Festival-Théatre

Une petite ville du Togo capitale du théâtre africain durant une semaine

par AFP , le 1er septembre 2002, publié sur ufctogo.com

"Rodrigue, d’où te vient cette audace ?", scande une jeune Chimène noire sur fond de musique rap : la scène ne se déroule pas sur les planches de la Comédie Française mais à Assahoun, bourgade togolaise de 8.000 habitants à une cinquantaine de kilomètres de Lomé.

 

Plus de 500 comédiens, professionnels et amateurs, ont fait le voyage depuis neuf pays d’Afrique et de France pour assister à cette version rap du "Cid" version africaine et à la vingtaine d’autres pièces présentées au Festival international de théâtre de la Fraternité du Togo (FESTHEF), du 23 au 30 août.

"Le FESTHEF a la particularité d’axer son programme sur des créations et nous en sélectionnons les meilleures. Nous accueillons surtout des professionnels de théâtre, sur des questions essentielles liées à la création et à la circulation artistique", explique le directeur du festival, Daniel Ayida.

"Les rencontres professionnelles sont très importantes.
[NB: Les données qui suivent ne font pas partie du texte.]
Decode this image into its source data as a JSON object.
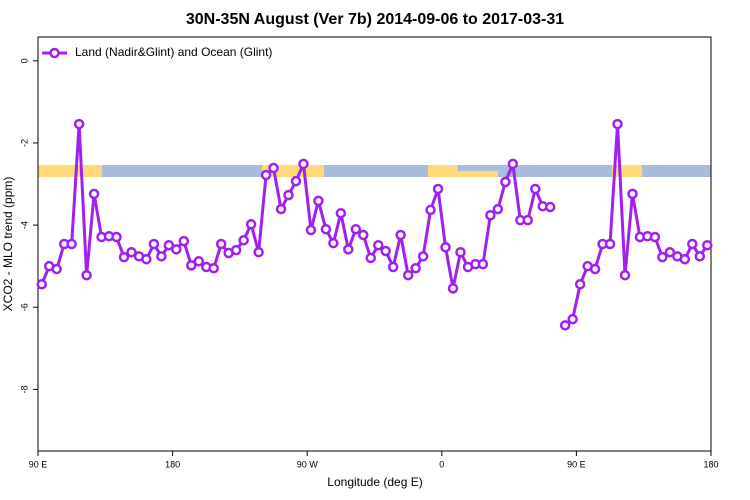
{
  "chart_data": {
    "type": "line",
    "title": "30N-35N August (Ver 7b)   2014-09-06 to 2017-03-31",
    "x_label": "Longitude (deg E)",
    "y_label": "XCO2 - MLO trend (ppm)",
    "legend_position": "upper left",
    "xlim": [
      90,
      540
    ],
    "ylim": [
      -9.5,
      0.58
    ],
    "xticks": [
      {
        "value": 90,
        "label": "90 E"
      },
      180,
      {
        "value": 270,
        "label": "90 W"
      },
      {
        "value": 360,
        "label": "0"
      },
      {
        "value": 450,
        "label": "90 E"
      },
      {
        "value": 540,
        "label": "180"
      }
    ],
    "yticks": [
      0,
      -2,
      -4,
      -6,
      -8
    ],
    "x": [
      92.5,
      97.5,
      102.5,
      107.5,
      112.5,
      117.5,
      122.5,
      127.5,
      132.5,
      137.5,
      142.5,
      147.5,
      152.5,
      157.5,
      162.5,
      167.5,
      172.5,
      177.5,
      182.5,
      187.5,
      192.5,
      197.5,
      202.5,
      207.5,
      212.5,
      217.5,
      222.5,
      227.5,
      232.5,
      237.5,
      242.5,
      247.5,
      252.5,
      257.5,
      262.5,
      267.5,
      272.5,
      277.5,
      282.5,
      287.5,
      292.5,
      297.5,
      302.5,
      307.5,
      312.5,
      317.5,
      322.5,
      327.5,
      332.5,
      337.5,
      342.5,
      347.5,
      352.5,
      357.5,
      362.5,
      367.5,
      372.5,
      377.5,
      382.5,
      387.5,
      392.5,
      397.5,
      402.5,
      407.5,
      412.5,
      417.5,
      422.5,
      427.5,
      432.5,
      437.5,
      442.5,
      447.5,
      452.5,
      457.5,
      462.5,
      467.5,
      472.5,
      477.5,
      482.5,
      487.5,
      492.5,
      497.5,
      502.5,
      507.5,
      512.5,
      517.5,
      522.5,
      527.5,
      532.5,
      537.5
    ],
    "series": [
      {
        "name": "Land (Nadir&Glint) and Ocean (Glint)",
        "color": "#a020f0",
        "values": [
          -5.44,
          -5.0,
          -5.07,
          -4.46,
          -4.46,
          -1.54,
          -5.22,
          -3.24,
          -4.29,
          -4.27,
          -4.29,
          -4.78,
          -4.66,
          -4.76,
          -4.83,
          -4.46,
          -4.76,
          -4.49,
          -4.59,
          -4.39,
          -4.98,
          -4.88,
          -5.02,
          -5.05,
          -4.46,
          -4.68,
          -4.61,
          -4.37,
          -3.98,
          -4.66,
          -2.78,
          -2.61,
          -3.61,
          -3.27,
          -2.93,
          -2.51,
          -4.12,
          -3.41,
          -4.1,
          -4.44,
          -3.71,
          -4.59,
          -4.1,
          -4.24,
          -4.8,
          -4.49,
          -4.63,
          -5.02,
          -4.24,
          -5.22,
          -5.05,
          -4.76,
          -3.63,
          -3.12,
          -4.54,
          -5.54,
          -4.66,
          -5.02,
          -4.95,
          -4.95,
          -3.76,
          -3.61,
          -2.95,
          -2.51,
          -3.88,
          -3.88,
          -3.12,
          -3.54,
          -3.56,
          null,
          -6.44,
          -6.29,
          -5.44,
          -5.0,
          -5.07,
          -4.46,
          -4.46,
          -1.54,
          -5.22,
          -3.24,
          -4.29,
          -4.27,
          -4.29,
          -4.78,
          -4.66,
          -4.76,
          -4.83,
          -4.46,
          -4.76,
          -4.49
        ]
      }
    ]
  }
}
Et outre le public, plusieurs autres consommateurs et acheteurs sont arrivés à ce festival", se réjouit M. Ayida.

A côté des pièces de théâtre, le FESTHEF propose également des ballets et danses traditionnelles, sans compter les "nuits africaines", des soirées de contes animées au clair de lune par certains sages du village, séduits par l’initiative.

"C’est un événement qui suscite un véritable engouement chez les populations, surtout nos jeunes. Je ne savais pas qu’une telle manifestation allait les intéresser", raconte un notable du village, entouré de son jeune auditoire.

"Ils m’ont émerveillé ce soir à travers leur comportement. Ils étaient tous attentifs. C’est très beau", poursuit le vieillard en langue éwé (ethnie du sud du pays).

Derrière lui, loin des "rave-parties" sauvages, des villageois poursuivent la fête au rythme de l’"Apkèssè", danse traditionnelle exécutée pour honorer la mémoire des défunts.

Réputés pour leur hospitalité et honorés d’accueillir le FESTHEF depuis 1993, de nombreux villageois éwés ont d’ailleurs hébergé des dizaines de festivaliers.

"C’est un festival passionnant, en raison de l’accueil, du cadre et surtout de son caractère populaire. C’est une grande rencontre pour nous autres professionnels du théâtre", s’enthousiasme Claire Lapeyre-Mazerat, metteur en scène de la compagnie parisienne "Lez’armuse".

Pour Kombert Quenum, comédien de la compagnie béninoise "Agbo n’koko", le festival d’Assahoun est un "patrimoine à sauvegarder."

"C’est l’un des plus grands marchés des meilleures créations théâtrales de la saison. Je viens vendre mon produit et surtout rencontrer des acheteurs potentiels", explique-t-il.

Le FESTHEF a également suscité des vocations chez les jeunes Togolais de la région. "Je veux faire carrière dans ce domaine", proclame Marcel, membre de l’Union des jeunes d’Assahoun pour le théâtre.

"Après notre pièce, j’ai fait la connaissance de plusieurs grands acteurs. Beaucoup m’ont félicité et certains, dont un metteur en scène français, m’ont déjà contacté. J’ai vraiment foi en ce que je fais, car le théâtre occupe une grande partie de ma vie", dit-il, le regard brillant.